I just read an interesting article in the New York Times about upper middle class families choosing to stay in smaller living spaces in metropolitan areas as opposed to moving to the suburbs for bigger houses and yard space.

Apparently, there is about a 30% increase in the past few years of folks staying in the cities even though their incomes (and family size) increase. I think this is fantastic.

Smaller living has been a hot topic around here. Partly because we'd like to live in a city (me indefinitely, though m is a little concerned about the safety issue for when we have kids) and take advantage of all it has to offer. And if you're going to live in a big city like New York or San Francisco, chances are the more affordable options are going to be cozy at best.

But even outside of the cost of rent, there are other factors to consider. Smaller means lower utility bills. It takes up less energy to heat or cool your home if it's small. Smaller means you have be a little more thoughtful about what you bring into your home so that you can avoid clutter. We like how this forces us to consume less materials (some of us are better at this than others) so that our home is a place where we live and not just a storage space for all our stuff. Smaller means that there is less square footage to clean up. This one's a biggie for me as I sometimes struggle to stay on top of household cleaning in our 650 square foot one-bedroom apartment. I don't want to spend any more time cleaning something bigger.

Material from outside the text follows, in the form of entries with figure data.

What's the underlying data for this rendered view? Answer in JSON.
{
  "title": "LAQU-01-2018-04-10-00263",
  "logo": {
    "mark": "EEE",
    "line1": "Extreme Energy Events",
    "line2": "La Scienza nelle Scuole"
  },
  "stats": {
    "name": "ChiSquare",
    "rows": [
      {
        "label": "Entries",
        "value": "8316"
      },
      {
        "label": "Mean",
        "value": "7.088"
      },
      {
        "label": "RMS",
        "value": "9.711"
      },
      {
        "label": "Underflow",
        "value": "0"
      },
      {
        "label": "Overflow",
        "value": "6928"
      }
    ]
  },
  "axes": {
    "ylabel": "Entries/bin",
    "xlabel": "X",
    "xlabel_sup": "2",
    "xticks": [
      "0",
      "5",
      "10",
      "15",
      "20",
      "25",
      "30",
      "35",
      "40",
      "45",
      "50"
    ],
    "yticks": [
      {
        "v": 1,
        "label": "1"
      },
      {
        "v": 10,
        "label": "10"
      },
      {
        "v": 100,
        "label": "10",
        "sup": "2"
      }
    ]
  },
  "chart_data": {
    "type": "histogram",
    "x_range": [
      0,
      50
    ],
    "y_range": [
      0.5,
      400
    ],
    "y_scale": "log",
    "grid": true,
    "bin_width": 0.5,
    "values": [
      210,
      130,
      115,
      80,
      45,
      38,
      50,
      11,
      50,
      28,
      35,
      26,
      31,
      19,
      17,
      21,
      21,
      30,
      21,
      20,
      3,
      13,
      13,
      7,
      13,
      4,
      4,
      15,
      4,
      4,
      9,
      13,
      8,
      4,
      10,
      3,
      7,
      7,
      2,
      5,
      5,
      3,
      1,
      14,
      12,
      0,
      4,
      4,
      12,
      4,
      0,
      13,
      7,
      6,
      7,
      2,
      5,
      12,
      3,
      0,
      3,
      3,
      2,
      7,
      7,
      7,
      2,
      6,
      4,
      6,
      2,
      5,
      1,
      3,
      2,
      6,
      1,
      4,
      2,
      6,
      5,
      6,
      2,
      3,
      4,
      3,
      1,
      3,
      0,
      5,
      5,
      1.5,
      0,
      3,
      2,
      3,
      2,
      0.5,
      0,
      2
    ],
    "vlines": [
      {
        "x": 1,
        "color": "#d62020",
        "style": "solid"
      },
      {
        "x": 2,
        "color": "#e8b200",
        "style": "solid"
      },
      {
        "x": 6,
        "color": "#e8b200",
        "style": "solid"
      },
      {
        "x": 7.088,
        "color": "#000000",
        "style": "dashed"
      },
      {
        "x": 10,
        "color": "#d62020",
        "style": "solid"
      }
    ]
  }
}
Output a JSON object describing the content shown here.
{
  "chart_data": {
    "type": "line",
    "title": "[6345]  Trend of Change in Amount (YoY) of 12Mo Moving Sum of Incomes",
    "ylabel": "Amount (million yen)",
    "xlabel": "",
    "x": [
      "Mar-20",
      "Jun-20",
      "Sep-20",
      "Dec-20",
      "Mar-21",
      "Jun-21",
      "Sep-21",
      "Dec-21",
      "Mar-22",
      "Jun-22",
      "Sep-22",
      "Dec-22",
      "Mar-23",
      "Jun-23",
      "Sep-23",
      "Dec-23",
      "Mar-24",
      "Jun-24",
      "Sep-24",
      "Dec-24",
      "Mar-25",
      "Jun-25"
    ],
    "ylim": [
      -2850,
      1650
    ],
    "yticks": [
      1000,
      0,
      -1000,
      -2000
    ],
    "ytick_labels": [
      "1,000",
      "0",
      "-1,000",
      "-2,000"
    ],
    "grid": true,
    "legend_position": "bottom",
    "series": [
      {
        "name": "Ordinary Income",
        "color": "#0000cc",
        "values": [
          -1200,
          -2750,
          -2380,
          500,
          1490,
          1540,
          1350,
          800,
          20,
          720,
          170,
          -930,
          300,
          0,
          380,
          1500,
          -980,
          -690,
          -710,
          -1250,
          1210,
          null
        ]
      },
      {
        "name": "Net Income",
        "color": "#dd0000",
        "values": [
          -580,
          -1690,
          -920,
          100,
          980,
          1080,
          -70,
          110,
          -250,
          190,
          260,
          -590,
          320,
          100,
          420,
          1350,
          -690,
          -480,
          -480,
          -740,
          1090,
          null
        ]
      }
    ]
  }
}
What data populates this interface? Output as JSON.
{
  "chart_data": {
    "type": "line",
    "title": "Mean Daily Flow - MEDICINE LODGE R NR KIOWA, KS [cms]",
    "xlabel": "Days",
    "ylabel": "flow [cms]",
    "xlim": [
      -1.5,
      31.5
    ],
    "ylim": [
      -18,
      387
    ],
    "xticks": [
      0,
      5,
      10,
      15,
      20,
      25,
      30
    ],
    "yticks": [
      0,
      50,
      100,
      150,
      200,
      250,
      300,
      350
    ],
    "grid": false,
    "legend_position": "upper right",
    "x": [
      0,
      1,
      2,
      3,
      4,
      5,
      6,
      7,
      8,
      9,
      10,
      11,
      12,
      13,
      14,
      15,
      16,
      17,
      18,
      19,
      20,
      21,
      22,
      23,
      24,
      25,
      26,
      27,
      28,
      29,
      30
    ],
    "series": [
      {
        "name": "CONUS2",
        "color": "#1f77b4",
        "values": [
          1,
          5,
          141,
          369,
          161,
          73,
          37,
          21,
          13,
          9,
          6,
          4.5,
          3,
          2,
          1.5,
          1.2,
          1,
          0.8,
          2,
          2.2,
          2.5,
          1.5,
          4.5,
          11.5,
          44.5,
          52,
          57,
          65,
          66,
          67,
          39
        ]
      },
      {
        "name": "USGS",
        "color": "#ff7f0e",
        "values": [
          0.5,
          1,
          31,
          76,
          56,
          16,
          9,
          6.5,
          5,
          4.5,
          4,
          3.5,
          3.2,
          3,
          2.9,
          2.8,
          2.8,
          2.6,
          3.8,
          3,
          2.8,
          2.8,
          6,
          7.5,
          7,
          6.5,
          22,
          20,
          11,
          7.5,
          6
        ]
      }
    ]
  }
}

There are times when our snug home does feel a little crowded (laundry day for example, when we've got half our wardrobe out on hangers and drying racks waiting for everything to be folded and put away). And I sometimes get a little covetous for a studio space to set up my screens and tools for screenprinting and woodworking. But at the end of the day, I'm still convinced that smaller is better for how we want to live. Though it can be challenging to convince others (who have our best interests at heart) of this. On those days, I'll have to remember to pull out that article when my in-laws wonder why I've shoved our children into a closet instead of moving out to a multi-bedroom place in the burbs.